Bazen kaybetmek insanı daha da hırslandırır. Ama bazen. 2023 gerçekten üst üste çok şey kaybettiğim bir yıl oldu. En dibi gördüysem artık yukarı çıkmak istiyorum. Bazen artık dayanamadığımı hissediyorum.

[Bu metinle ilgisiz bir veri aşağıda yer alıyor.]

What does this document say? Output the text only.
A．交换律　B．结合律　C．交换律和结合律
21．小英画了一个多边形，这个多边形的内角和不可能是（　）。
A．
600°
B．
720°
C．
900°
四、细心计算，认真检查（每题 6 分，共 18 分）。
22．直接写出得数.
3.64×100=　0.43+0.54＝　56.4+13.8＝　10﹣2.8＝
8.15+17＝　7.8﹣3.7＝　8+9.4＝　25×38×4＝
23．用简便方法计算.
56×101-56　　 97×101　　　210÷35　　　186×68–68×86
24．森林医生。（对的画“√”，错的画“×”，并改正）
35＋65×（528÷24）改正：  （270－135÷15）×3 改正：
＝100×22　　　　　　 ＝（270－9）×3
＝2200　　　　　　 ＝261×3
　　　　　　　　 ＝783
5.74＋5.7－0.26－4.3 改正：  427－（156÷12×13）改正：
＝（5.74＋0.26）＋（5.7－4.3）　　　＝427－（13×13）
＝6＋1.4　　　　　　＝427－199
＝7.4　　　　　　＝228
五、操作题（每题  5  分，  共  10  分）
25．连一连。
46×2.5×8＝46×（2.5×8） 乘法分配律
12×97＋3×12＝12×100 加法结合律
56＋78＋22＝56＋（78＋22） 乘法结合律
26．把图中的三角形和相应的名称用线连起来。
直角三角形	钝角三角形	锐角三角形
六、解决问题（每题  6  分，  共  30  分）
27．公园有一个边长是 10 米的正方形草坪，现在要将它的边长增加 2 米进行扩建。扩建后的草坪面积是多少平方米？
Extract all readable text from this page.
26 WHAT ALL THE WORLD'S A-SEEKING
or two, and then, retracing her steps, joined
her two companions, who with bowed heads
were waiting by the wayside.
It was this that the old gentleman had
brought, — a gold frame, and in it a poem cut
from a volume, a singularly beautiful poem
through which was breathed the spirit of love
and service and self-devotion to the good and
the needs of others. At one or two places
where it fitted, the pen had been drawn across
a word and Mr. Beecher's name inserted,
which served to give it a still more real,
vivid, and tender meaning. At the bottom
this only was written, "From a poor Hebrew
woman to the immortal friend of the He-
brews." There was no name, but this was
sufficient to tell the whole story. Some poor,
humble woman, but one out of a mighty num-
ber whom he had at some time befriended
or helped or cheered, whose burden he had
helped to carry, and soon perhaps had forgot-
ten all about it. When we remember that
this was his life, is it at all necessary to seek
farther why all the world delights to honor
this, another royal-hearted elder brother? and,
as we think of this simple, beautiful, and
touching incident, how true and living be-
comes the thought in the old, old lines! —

Yılın başlarında deprem oldu. Binlerce, on binlerce vatandaşımızı kaybettik. Onlarca ilimizi kaybettik. Hayallerini kaybettiler, güvenlerini kaybettiler. Evlerini, ailelerini, çocukluklarını kaybettiler. Psikoloji kalır mı, kalmaz. Onu da kaybettiler, kaybettik, kaybettim. İstanbul’da yaşayan biri olarak kendimi kendi ölümüme alıştırdım. Yaşarken hayatımı kaybettim. Depremden aylar sonra dedemi kaybettim. Arkadaşlarımla yakınlığımı kaybettim. Yakın arkadaşlarımla artık ne kadar yakınım bilmiyorum. Üniversitede arkadaşlarımla hala arkadaş mıyız bilmiyorum. Gerçi böyle olacağını biliyordum ama ayrı kalanın ben olacağını beklemiyordum. Beklemediğim başka bir şey de vardı. Bir bayram sabahı arkadaşımın kazada kaybettiğimi duymayı beklemiyordum. Ne zaman olursa olsun gördüğümde yüzümü güldüren iki kişiden biriydi. Beni gitar çalmaya teşvik eden kişiydi. Babası öğretmenimdi, bana kimyayı sevdiren, kimya bölümü okumama sebep olan adam. O gün başsağlığı dilemek çok koymuştu bana. Aylar sonra tekrar gördüğümde tanımadım. Yıkılmıştı, çökmüştü. ‘‘Nasılsın oğlum?’’ dedi. Oğlum diyene kadar iyiydim aslında ama artık değildim. Öyle işte. Maddi olarak da ilk defa bu kadar kaybettim bu yıl. Ve sanırım inancımı da kaybediyorum, bilmiyorum. Yaşama sevincimi kaybedeli çok oldu zaten. Aşk dersek ne zaman yüzüm güldü ki. Ama belki bu sefer burun farkıyla öne geçebilirim. Korkmazsam kaybetmekten, korkmazsam sevmekten, biraz sevilmek güzel olurdu.
Koskoca bir yılda kazandığın hiçbir şey mi yok diyeceksiniz. Var. Bir iki kişi girdi hayatıma. Dahaca kaybetmedim. Ama bazen bir şey kazanmak için başka bir şeyi kaybetmek gerekir.